Все получилось с первого дубля. Франя плакала натуральными слезами. Точно попадала губами в фонограмму. Ее несчастное, обиженное лицо, взятое оператором крупным планом, производило нужное впечатление. Запорожцев развернул экран монитора, чтоб вся съемочная группа видела, как хорошо получились «Алмазные слезы», и поднял большой палец. Неважно, какой ценой, но он добился нужного результата. А Франя подуется, понятное дело, но остынет. Она ж не полная дура! Поймет, что это делается для нее.
— Съемка закончена. Всем спасибо! — Режиссер поднялся со складного стульчика и вышел перекурить.
— Скунс вонючий! — прошипела Франя ему вслед.
Помогавшая ей переодеться костюмерша понимающе и многозначительно улыбнулась.
— Тяжелый человек, Франечка! Работать с ним — наказание. Но он ведь талант! А талант шапкой не накроешь! Приходится терпеть, миленькая, — философствовала костюмерша.
— Вам нравится терпеть, вот и терпите! А я эту гадину урою! — пообещала Франческа и отправилась во внутренние помещения музея, в туалет.
Группа собирала технику. Оператор, осветители, звукорежиссер, гримерша, костюмерша — все паковали свои инструменты. Под окнами здания просигналила машина — это банкир, вызванный Франей, приехал забрать певицу. Внезапно в зал мелкими шажками втиснулась бабулька-смотрительница.

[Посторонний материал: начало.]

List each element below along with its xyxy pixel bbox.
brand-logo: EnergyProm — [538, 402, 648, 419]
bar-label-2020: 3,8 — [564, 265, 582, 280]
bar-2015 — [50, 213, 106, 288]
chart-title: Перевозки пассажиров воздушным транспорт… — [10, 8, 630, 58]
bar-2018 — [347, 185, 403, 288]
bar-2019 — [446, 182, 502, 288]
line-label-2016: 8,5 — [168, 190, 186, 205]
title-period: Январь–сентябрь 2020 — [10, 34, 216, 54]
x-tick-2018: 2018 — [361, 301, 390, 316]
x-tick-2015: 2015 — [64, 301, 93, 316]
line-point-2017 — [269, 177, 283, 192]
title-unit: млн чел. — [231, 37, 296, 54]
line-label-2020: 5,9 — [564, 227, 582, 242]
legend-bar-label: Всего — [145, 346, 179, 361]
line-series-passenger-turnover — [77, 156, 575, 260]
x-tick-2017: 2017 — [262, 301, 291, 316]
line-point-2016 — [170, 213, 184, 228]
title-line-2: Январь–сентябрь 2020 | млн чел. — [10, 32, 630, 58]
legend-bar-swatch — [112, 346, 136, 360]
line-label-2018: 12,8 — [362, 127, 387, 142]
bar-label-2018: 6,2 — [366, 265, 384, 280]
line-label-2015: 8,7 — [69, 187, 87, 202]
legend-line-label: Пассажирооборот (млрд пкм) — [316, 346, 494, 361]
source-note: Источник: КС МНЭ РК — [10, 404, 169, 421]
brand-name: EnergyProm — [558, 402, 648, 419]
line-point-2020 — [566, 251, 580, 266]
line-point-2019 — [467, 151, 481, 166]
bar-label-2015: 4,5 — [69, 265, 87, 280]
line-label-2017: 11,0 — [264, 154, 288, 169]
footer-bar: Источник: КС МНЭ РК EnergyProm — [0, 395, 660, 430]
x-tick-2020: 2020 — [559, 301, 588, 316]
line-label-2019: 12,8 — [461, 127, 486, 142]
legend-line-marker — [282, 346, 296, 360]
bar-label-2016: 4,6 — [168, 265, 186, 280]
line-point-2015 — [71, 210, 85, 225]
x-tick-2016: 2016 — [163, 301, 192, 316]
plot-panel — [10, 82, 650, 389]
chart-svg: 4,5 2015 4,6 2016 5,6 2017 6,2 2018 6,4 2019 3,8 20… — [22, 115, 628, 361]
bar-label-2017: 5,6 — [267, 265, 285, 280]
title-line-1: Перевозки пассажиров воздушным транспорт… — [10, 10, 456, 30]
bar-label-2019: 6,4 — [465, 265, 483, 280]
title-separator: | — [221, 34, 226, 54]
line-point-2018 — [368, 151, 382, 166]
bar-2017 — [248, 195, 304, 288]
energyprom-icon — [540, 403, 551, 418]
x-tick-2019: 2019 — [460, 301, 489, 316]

— Там ваш режиссер упал, — пробубнила она. — Пойдите посмотрите! Он не шевелится. Лежит, как неживой.
На старушку подняли удивленные глаза несколько человек.
— Даже и не знаю, кого вызывать? «Скорую» или милицию?
Съемочная группа заторопилась за смотрительницей.
В одном из углов зала Нидерландского искусства, разбросав руки, лежал Артур Запорожцев. На его грудной клетке, пробив ее, покоилась мраморная колонна с бюстом мадам Рекамье. Из-под режиссерского бока растекалась багровая лужа.
Охвативший людей столбняк длился пару минут. Затем все зашевелились. Кто-то вызывал милицию, кто-то «скорую». У вернувшейся из туалета Франи случилась истерика. Оператор орал, чтоб не подходили к телу и ничего не трогали…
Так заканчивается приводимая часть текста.